5-4 女盗賊と私
やれやれ・・・またしてもアレックス皇子は私を見捨てる気なのか・・。何だかここまでされると、どうにでもなれと言う気持ちになってしまう。それどころか、一度でいいからアレックス皇子をギャフンと言わせたい気持ちがムクムクと湧き上がってきた。・・・が、今のところ芋虫の様に縛られて床に転がされている私には何も妙案
が思い浮かばなかった。
その時―
ガチャッ
突然扉が開かれて、この部屋にズカズカと人が入って来た。
「おや・・お嬢さん、目が覚めたのかい?」
私に声をかけてきたのは・・・。
「あ!貴女は・・・宿屋の女主人っ!」
なんと、私を誘拐したのは宿屋の女主人だったのだ・・・と言うか、先ほどの会話で私の料理に睡眠薬を仕込んだのであれば、おのずと犯人はあの宿屋で働く従業員に決まっているか・・・。
「な、何で私を誘拐したんですかっ?!」
何とか不自由な身をよじって、身体を起こすと私は女主人に話しかけた。
「それはねえ・・あんた達も運が悪かったねぇ・・ここ、『アルト』はねえ、全員盗賊なんだよ。ここに村を作って、旅人が立ち寄った時にちょっと金目になりそうなものを奪って追い払う・・そう言う事を繰り返して来た村なのさ。まぁそれだけじゃ食べて行く事は難しいから、時々この周囲を通り抜ける行商人や旅人を襲って金品を奪ったり・・そんな風にして我々は暮らしているんだよ。」
女主人はあくどい行為をしているにも関わらず、堂々と語る。
「そうなんですか?随分酷いことをしてきたのですね。」
「そこへあんた達がこの村へ立ち寄ったのさ。いや~・・それにしても驚いたね。金ぴかの馬車なんて初めて見たからさ。これは絶対金持ちの貴族に違いないと思って、それでお嬢さんを誘拐して身代金をたっぷりふんだくろうと思ったのさ。なのに・・。」
女主人は腕組みしながらチラリと私を見た。
「なのに・・・何なんだい?あの男は・・・。あんたの身内なんだろう?なのにこっちが身代金を要求しているのにびた一文払わないって言うんだからね!一体あの男はあんたの何なんだい?」
そこで私は答えた。
「あの方は・・・一応私の夫ですけど?しかもまだ結婚して半月です。」
「な・・何だってっ?!そ、それじゃ・・あんた達は新婚さんなのかいっ?!」
「ええ、一応は・・・。でも残念でしたね。誘拐する相手を間違えたようですね。あの方は私の命なんかどうなったっていいと思ってるような方ですよ。現にほんの数日前に森の中で山賊に襲われたときも馬車から降りるように命じられたのですが、あの方は馬車から降りる事もせず、私を降ろしたのですから。」
「何・・?その話・・本当なのかい?」
途端に何故か女主人の顔に同情が浮かぶ。
「ええ、そうですよ。それだけじゃありません。結婚の為に初めての顔合わせの時は『お前に永遠の愛は誓わない。何故ならそこに愛など存在しないのだから。』とはっきり言われたし、結婚式は欠席されたので私が代理の方と結婚式を挙げました。まあ・・他にも色々合って数え上げればきりが有りませんが・・。」
「何だって・・・何って最低な男なんだっ!こんな可愛らしいお嬢ちゃんにそんな酷い真似を・・・!絶対に許すものかっ!」
女主人は私の話を聞き終えると顔を真っ赤にして自分たちの事はさておき、激怒した。そして私を見ると言った。

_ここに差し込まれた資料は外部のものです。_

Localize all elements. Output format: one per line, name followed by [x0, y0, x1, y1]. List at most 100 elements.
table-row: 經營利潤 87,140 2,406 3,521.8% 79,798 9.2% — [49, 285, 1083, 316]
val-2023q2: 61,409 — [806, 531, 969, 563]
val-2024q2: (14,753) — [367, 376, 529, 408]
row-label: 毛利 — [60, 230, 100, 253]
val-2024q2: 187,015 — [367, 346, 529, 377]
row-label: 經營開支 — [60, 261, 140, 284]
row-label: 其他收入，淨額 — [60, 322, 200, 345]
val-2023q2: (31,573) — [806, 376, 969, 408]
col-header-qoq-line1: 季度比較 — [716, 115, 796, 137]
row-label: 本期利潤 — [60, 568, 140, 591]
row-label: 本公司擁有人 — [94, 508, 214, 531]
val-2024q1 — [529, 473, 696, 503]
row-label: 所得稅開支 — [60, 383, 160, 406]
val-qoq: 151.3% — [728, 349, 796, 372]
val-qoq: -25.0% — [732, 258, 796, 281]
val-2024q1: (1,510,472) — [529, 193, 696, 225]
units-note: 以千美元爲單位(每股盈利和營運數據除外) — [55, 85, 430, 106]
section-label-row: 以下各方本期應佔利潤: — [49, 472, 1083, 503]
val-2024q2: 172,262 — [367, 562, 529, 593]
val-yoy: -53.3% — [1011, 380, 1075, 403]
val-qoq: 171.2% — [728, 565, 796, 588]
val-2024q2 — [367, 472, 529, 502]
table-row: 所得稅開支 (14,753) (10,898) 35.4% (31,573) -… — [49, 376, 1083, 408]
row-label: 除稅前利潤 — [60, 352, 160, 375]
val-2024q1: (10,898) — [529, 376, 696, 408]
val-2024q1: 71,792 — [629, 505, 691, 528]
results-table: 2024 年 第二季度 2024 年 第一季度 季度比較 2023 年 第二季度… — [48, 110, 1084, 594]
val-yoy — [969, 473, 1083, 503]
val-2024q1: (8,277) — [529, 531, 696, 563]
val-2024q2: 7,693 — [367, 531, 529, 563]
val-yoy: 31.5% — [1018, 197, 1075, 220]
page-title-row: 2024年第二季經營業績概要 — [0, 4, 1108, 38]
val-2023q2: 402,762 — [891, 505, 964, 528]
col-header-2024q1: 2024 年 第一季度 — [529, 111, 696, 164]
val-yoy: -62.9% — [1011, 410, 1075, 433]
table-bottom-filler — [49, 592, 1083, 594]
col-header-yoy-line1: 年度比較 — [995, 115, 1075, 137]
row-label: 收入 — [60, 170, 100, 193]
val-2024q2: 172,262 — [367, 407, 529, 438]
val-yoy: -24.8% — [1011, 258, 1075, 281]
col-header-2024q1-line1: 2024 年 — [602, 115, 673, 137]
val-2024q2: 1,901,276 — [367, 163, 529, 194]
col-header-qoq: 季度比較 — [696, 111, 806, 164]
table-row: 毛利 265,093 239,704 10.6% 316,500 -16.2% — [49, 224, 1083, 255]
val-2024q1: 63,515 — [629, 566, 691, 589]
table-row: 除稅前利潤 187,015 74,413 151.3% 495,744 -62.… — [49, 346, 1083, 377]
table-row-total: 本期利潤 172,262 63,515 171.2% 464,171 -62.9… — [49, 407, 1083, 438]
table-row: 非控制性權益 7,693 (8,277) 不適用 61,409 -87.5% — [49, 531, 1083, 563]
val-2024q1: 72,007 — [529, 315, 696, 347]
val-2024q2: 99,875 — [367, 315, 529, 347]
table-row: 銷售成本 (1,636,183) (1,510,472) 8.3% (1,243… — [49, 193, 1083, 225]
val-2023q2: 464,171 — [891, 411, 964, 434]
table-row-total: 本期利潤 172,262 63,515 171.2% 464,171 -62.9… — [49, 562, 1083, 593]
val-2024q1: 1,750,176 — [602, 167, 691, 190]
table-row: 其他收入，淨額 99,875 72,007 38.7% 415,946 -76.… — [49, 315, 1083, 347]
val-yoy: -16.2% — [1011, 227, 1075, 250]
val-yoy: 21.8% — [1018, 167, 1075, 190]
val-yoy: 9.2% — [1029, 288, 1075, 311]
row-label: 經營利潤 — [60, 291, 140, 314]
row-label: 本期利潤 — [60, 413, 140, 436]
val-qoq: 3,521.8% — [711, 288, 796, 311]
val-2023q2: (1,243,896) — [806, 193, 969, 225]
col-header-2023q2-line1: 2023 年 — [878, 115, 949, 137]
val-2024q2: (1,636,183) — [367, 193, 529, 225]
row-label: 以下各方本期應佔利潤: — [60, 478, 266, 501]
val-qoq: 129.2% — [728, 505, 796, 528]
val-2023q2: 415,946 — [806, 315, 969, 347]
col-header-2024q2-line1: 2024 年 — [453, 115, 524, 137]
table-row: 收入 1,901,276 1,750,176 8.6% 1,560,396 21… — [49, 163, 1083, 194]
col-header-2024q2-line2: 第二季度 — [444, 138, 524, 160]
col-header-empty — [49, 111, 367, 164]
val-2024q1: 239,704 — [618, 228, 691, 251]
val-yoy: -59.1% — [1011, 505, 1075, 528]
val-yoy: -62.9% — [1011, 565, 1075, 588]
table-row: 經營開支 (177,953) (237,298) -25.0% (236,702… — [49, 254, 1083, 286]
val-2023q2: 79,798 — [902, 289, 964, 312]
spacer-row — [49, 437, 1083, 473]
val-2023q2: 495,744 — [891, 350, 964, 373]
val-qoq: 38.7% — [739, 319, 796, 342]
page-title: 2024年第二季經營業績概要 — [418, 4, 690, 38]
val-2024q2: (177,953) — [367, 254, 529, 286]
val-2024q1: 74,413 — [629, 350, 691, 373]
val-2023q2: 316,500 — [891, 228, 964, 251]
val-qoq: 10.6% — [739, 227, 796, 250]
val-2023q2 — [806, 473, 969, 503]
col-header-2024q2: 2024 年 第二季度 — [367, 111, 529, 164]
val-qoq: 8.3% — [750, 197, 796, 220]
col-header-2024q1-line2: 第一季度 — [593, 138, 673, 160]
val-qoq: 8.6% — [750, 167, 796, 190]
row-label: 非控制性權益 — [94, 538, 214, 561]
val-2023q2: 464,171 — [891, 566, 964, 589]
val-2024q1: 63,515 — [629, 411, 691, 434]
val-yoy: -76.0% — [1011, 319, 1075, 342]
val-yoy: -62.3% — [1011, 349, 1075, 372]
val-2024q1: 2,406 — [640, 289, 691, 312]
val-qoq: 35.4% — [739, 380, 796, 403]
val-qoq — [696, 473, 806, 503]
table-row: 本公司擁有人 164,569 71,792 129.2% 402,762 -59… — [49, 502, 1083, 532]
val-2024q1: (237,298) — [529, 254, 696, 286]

「いいかい?確かに私達は・・・盗賊だ。悪い事も沢山してきたが今まで人を殺した事も無ければ、傷つけたことも無いんだよ。・・それにしてもお嬢ちゃんの身の上は本当に同情してしまうよ・・・。どうだい?ここは私達と手を組んで、1つその男に一泡吹かせてやりたいと思わないかい?」
女主人はニヤリと笑みを浮かべて私を見た。
何だか話が妙な流れになって来た。けれど・・・。
何という偶然・・まさか私が先ほどまで考えていた事とこの女主人・・基、女盗賊と考えが一致するなんて・・。そこで私にはある考えが浮かんだ。
アレックス皇子に一泡吹かせると同時に、この盗賊の村を壊滅状態にしてやろう。
私の力を行使すれば、ここにミラージュがいなくてもたやすい事。
「はい、是非ともご協力お願いします。」
そして私はニッコリと笑みを浮かべた―。